Del mismo modo que el vaciamiento de los partidos socialdemócratas puede explicar el ascenso de importantes contendientes de izquierdas, el declive de instituciones políticas participativas como los sindicatos, los partidos y las organizaciones de masas puede explicar las demandas generalizadas de rejuvenecimiento democrático, tanto en los partidos como en las protestas. En este contexto, el populismo podría entenderse más claramente no como un descendiente directo de los movimientos de protesta, sino como una respuesta diferente a la misma crisis.
Las condiciones que engendraron el auge del populismo, sin embargo, lo paralizaron. Mientras el vacío antidemocrático lanzaba a políticos socialistas a programas democratizadoras, éstos se encontraban -a veces tras décadas de lucha por la democracia de los partidos y la militancia sindical- en posiciones de liderazgo en un momento en el que la densidad sindical estaba en mínimos históricos y en el que los miembros de ambos no estaban muy entusiasmados con ninguna de las dos cosas. En este contexto, la estrategia mediática y el optimismo tecnológico centrales en ambos movimientos parecen, al igual que el hiperliderazgo, menos ideológicos que un medio para hacer frente al hecho irónico de que los llamamientos del populismo de izquierdas a una mayor democracia habían ganado impulso en un momento en el que la participación democrática estaba en su punto más bajo.
El intento de adaptar la política socialista a la realidad del vacío significaba abdicar de la democracia interna en favor de que el hiperlíder desempeñara un papel afectivo ante una base de apoyo desmovilizada pero apasionada. En última instancia, esta reconciliación se volvería en contra del populismo de izquierdas. Al no tener ni el acceso que podían ofrecer los partidos mayoritarios ni la participación que antes podían ofrecer los partidos de masas, se cartelizaron en el cargo o se secaron cuando no lo consiguieron. Quizá refleje la estrategia en su conjunto el hecho de que, fuera de los grupos parlamentarios minoritarios, el legado discernible más significativo del populismo en Gran Bretaña y los Estados Unidos no se encuentre en las instituciones participativas, sino en los medios de comunicación de izquierdas.

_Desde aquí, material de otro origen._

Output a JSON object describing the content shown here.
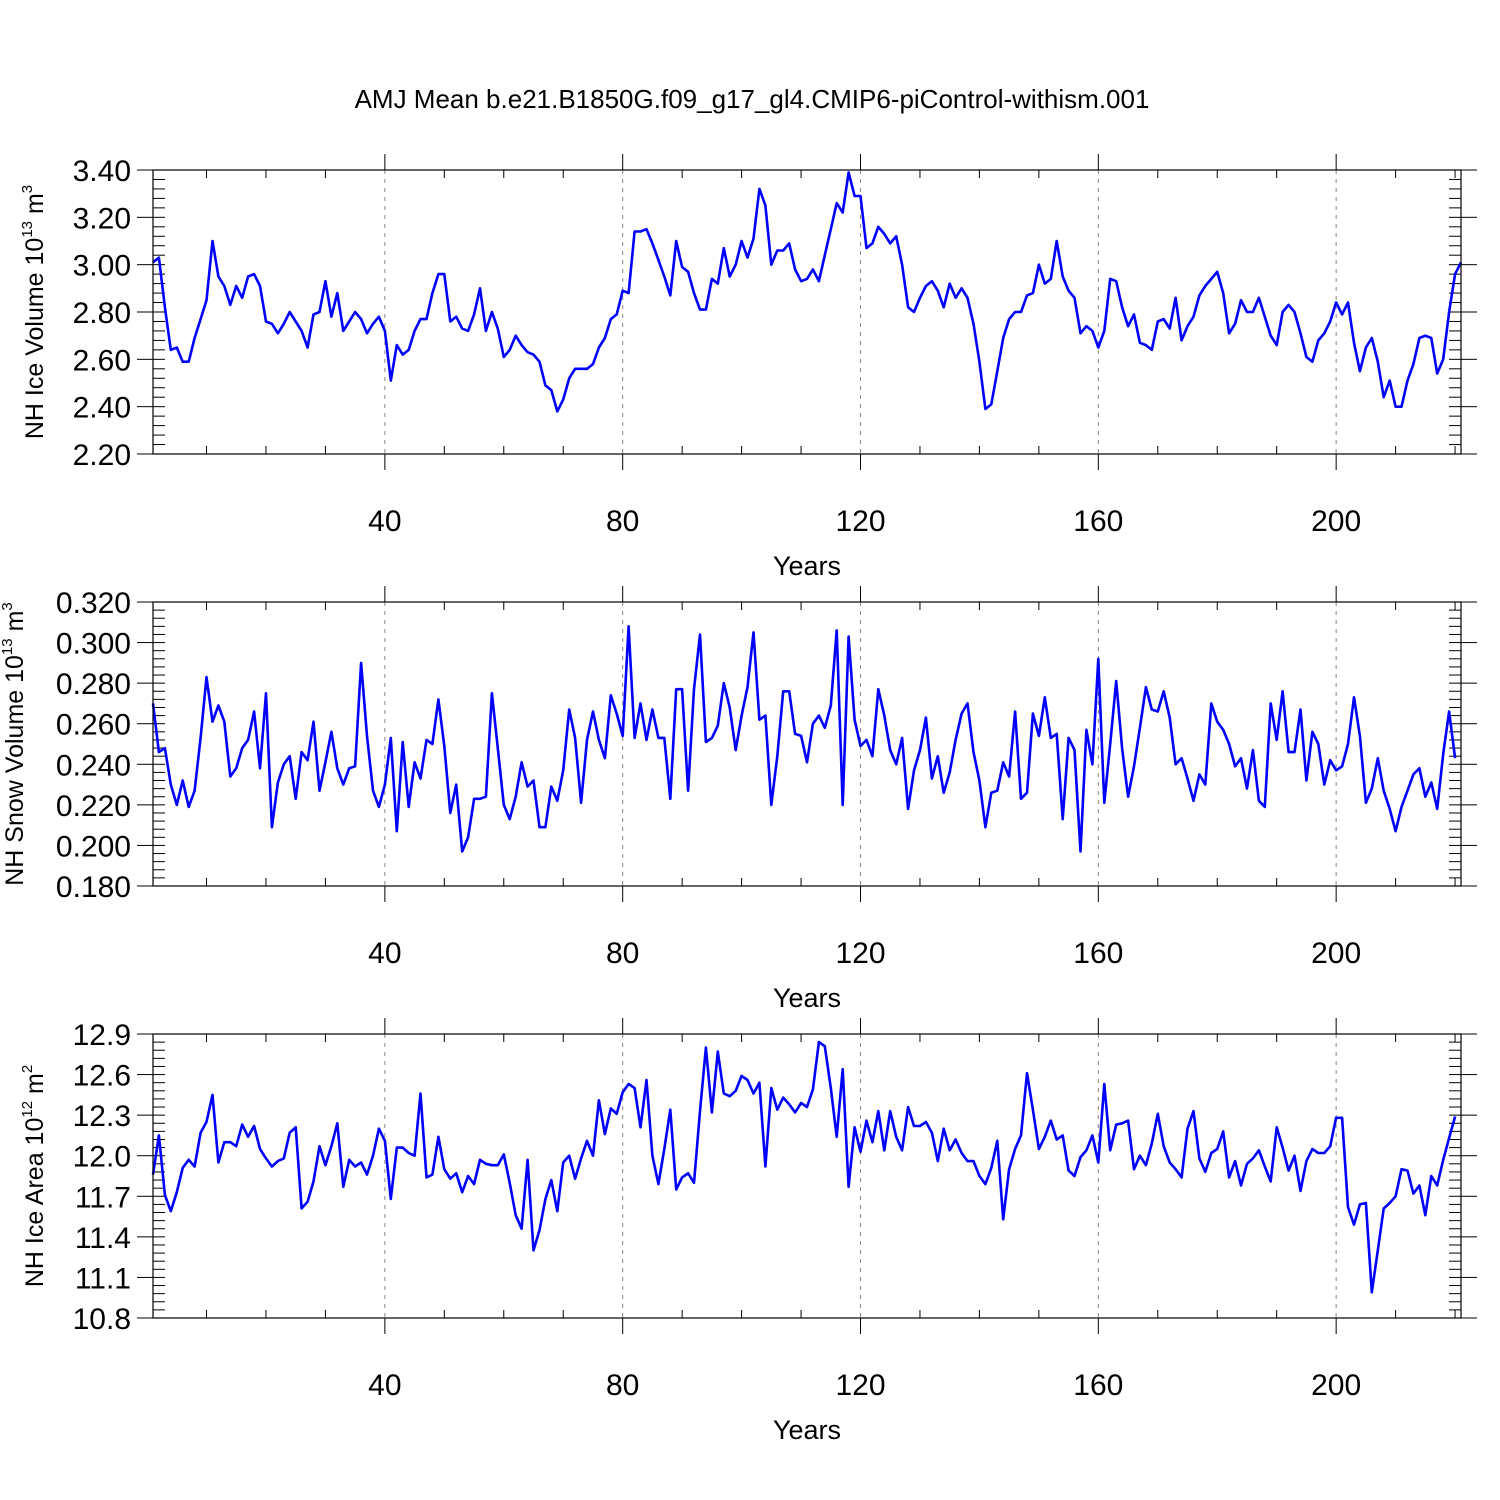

Mientras que If We Burn demuestra los defectos de una estrategia que descuida el liderazgo político, The Populist Moment indica los peligros de buscar atajos hacia el poder. Otra lección del experimento populista podría ser que las soluciones organizativas sólo pueden llevarnos hasta cierto punto. El populismo de izquierdas demostró que la izquierda sigue representando un electorado, pero sin las organizaciones que tradicionalmente formaban el movimiento socialista, se reduce a relaciones de individuos, más que a grupos coherentes y organizados.
En este contexto, la brecha entre las ideas y la composición social de una izquierda de elevada formación y su electorado histórico de clase trabajadora, ya establecida en la década de 2010, ha seguido aumentando, mientras que el movimiento sindical ha decrecido en afiliación, influencia y autoestima. Sin abordar este problema, no hay forma de avanzar. Se puede tener la institución más participativa del mundo, pero cuando un núcleo activista representa a una minoría, hay que preguntarse: ¿quién participa? ¿Y los intereses de quién se quiere representar?
(*) Thomas Glasman estudiante y escritor, es colaborador de Tribune.